Early on Sunday afternoon, having noticed the prominent brown and yellow flag of the Tulsa (OK) 912 Project, Congresswoman Virginia Foxx (R-NC) asked the capitol police to move the barricade to the congressional members’-only entrance of the House Gallery and invited Miki’s group to observe the pre-vote proceedings. Miki handed the congresswoman a brochure and a “PUSH” card detailing her campaign for Congress for Oklahoma, and Ms. Foxx reportedly replied, “This is providential.”
Miki observed a statue of Father Damian in the long hallway that led to the House chamber. She said that “there were guards everywhere.”
Once in the House Gallery, Miki said that the rules of that chamber were enforced strictly, but only for some.
Seated in front of her group were four men who were the object of Congressman Barney Frank’s attention throughout the entire time that they were there. The rules of the House chamber were clear: no leaning over the railing, no talking while someone was speaking on the House floor, and guests had to remain seated during the presentations. Miki reported that the men sitting in front of her were exchanging conversation and greetings with Barney Frank (D-MA) constantly throughout the House proceedings as well as leaning over the railing, something that was clearly posted as not permitted. Miki observed no guard attempting to bring them to order despite the rules.
However, Miki saw that when a Republican House member spoke, many of the guests in the gallery applauded, but because the chamber rules prohibit applause, guards swooped down “like ducks on a June bug,” telling them to stop clapping. No such discipline was imposed on Rep. Sheila Jackson-Lee (D-TX), Nancy Pelosi (D-CA), and Louise Slaughter (D-NY), who reportedly maintained their own conversations and social interactions while Republicans were trying to speak on the floor. Booth feels that “this is part of their whole battle plan – using Alinsky tactics” to marginalize the opposition. She also said that Congresswoman Slaughter could not put a coherent sentence together when it was time for her to speak.

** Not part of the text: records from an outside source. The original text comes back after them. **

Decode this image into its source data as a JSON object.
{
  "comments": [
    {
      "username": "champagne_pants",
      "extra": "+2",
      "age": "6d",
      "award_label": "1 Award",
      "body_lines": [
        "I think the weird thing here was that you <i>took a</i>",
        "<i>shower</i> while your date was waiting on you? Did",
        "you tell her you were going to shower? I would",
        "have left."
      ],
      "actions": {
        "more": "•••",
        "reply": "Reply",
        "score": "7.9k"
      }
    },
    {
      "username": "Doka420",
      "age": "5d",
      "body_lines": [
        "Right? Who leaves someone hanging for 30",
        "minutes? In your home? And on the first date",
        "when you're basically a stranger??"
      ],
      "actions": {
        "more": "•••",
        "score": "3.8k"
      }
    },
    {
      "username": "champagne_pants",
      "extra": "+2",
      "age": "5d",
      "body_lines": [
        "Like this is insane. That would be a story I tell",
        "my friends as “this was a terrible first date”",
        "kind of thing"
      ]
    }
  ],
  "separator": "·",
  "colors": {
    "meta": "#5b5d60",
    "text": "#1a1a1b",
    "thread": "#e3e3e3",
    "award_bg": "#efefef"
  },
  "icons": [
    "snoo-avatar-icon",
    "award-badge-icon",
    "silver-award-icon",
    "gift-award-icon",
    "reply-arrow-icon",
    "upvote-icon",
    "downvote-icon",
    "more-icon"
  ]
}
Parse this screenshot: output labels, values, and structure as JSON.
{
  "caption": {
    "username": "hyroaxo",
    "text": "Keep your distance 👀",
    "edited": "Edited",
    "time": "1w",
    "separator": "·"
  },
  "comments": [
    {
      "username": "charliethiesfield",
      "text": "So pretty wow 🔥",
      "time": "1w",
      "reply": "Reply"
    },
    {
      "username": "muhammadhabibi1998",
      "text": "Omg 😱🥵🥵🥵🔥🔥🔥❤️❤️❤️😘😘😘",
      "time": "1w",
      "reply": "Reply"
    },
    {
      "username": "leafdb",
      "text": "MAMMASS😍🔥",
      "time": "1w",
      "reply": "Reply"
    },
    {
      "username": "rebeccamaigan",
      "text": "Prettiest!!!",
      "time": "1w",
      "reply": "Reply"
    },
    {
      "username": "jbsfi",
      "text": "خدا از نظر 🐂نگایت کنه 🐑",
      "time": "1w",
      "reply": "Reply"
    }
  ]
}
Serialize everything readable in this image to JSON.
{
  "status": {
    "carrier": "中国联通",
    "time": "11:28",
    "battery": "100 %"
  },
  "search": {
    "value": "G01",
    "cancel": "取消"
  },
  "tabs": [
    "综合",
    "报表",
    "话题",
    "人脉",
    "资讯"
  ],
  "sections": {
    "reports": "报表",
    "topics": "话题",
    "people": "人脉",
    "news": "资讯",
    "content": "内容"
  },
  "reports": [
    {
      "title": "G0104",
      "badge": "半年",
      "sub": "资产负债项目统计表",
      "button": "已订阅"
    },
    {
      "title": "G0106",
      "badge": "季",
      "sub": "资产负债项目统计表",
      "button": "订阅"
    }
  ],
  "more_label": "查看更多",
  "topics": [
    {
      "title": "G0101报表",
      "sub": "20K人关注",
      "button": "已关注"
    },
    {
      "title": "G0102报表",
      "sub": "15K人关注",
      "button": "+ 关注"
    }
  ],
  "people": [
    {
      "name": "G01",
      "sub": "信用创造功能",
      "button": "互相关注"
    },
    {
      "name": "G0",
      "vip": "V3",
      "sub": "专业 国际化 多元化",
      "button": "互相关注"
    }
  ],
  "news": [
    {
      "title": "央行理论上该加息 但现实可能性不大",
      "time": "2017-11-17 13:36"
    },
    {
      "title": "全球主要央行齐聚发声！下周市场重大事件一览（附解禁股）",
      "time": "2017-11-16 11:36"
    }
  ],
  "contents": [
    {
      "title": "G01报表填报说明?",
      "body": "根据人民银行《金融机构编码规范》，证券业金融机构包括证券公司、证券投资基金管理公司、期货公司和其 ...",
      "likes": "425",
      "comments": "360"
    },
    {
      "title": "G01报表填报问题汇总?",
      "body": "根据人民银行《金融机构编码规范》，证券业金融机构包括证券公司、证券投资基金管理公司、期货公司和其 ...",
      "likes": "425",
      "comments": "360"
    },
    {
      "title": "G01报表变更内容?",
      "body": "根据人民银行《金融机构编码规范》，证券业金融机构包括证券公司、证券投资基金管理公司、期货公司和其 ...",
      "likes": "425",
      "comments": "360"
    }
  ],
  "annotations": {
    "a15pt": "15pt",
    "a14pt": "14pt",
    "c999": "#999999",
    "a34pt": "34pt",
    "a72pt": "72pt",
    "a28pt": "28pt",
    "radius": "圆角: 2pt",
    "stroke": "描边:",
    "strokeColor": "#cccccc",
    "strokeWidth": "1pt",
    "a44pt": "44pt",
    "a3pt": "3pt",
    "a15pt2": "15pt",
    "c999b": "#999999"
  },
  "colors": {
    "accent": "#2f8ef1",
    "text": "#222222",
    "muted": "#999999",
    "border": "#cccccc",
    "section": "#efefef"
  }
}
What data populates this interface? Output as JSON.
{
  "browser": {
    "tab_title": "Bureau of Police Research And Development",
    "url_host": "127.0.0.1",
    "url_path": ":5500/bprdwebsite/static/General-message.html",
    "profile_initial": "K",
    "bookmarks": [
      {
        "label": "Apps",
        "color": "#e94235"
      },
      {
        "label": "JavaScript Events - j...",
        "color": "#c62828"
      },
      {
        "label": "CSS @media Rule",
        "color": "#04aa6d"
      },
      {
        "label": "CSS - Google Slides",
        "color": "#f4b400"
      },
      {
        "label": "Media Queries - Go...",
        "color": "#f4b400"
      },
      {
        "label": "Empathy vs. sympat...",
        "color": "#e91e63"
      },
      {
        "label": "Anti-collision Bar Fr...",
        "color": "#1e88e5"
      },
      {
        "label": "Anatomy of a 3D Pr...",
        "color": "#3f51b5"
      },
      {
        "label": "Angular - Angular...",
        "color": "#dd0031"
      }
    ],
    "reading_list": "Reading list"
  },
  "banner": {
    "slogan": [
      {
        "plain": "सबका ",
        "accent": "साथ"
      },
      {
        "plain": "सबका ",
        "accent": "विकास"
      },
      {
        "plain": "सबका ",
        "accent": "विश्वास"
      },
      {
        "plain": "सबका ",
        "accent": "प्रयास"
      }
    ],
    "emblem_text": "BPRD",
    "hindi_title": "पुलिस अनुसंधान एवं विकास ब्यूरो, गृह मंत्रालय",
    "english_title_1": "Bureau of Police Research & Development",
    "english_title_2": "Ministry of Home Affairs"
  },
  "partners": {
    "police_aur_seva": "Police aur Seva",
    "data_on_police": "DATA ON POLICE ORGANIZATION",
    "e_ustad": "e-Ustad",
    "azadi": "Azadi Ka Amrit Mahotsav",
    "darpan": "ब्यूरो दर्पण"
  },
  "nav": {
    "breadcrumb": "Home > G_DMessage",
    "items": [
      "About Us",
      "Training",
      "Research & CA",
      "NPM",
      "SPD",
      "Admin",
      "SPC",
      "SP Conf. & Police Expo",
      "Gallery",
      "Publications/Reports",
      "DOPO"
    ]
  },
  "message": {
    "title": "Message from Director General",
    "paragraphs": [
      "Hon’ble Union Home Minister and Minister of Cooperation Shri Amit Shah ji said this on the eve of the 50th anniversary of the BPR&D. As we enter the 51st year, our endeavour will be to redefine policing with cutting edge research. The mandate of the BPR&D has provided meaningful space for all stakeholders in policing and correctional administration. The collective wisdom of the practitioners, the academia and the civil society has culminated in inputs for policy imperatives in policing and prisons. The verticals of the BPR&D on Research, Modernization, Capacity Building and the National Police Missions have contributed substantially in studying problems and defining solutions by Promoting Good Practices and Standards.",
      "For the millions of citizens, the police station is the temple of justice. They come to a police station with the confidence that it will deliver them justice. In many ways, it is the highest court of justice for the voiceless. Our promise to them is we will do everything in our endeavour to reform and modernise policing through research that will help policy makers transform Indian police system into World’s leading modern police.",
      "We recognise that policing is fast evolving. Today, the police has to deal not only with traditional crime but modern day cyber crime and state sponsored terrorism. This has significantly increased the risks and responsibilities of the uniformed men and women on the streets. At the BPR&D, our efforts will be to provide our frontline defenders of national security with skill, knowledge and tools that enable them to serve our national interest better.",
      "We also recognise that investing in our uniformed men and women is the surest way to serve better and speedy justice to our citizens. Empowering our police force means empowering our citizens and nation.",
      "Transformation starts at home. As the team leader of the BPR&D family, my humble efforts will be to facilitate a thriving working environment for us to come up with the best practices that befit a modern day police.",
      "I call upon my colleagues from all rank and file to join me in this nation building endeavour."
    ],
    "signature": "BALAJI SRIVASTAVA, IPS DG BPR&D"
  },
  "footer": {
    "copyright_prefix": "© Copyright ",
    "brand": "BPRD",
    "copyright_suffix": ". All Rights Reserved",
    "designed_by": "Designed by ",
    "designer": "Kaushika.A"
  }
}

Republicans repeatedly asked for order to be restored in the chamber as Democrats laughed and waved to people up in the balcony of the gallery. Miki reports that the Democrats were so loud that at one point, the House secretary had to bang his gavel three times so that the person trying to speak could be heard. As a Republican from California was addressing the House members, the four men seated in front of Miki’s group had their own conversation amongst themselves. Booth said she was especially appalled at the behavior of Congressman Anthony Wiener, whom she said was “the biggest offender” by his entrance to the House during the proceedings, making “big gestures” to people, and never sitting down. She said that while the Republicans were “respectful” when others were speaking, the Democrats were loud and disrespectful as they were seen “fleeting around” within the chamber of the U.S. House of Representatives.
Miki heard some Republicans mention the U.S. Constitution in their addresses, but she said she did not hear one Democrat do so.
As the final vote came late, Miki and some of her Oklahoma delegation had already begun the 1300-mile trip home. During that time, she received a call from one of the Oklahomans who had remained in Washington and was told that the bill had passed. In response, Miki said, “I felt terrible about it. I knew they were going to do it. But I detest them for what they’re doing to us, and it makes me sick and disgusted. I’m not going to let them get away with this.”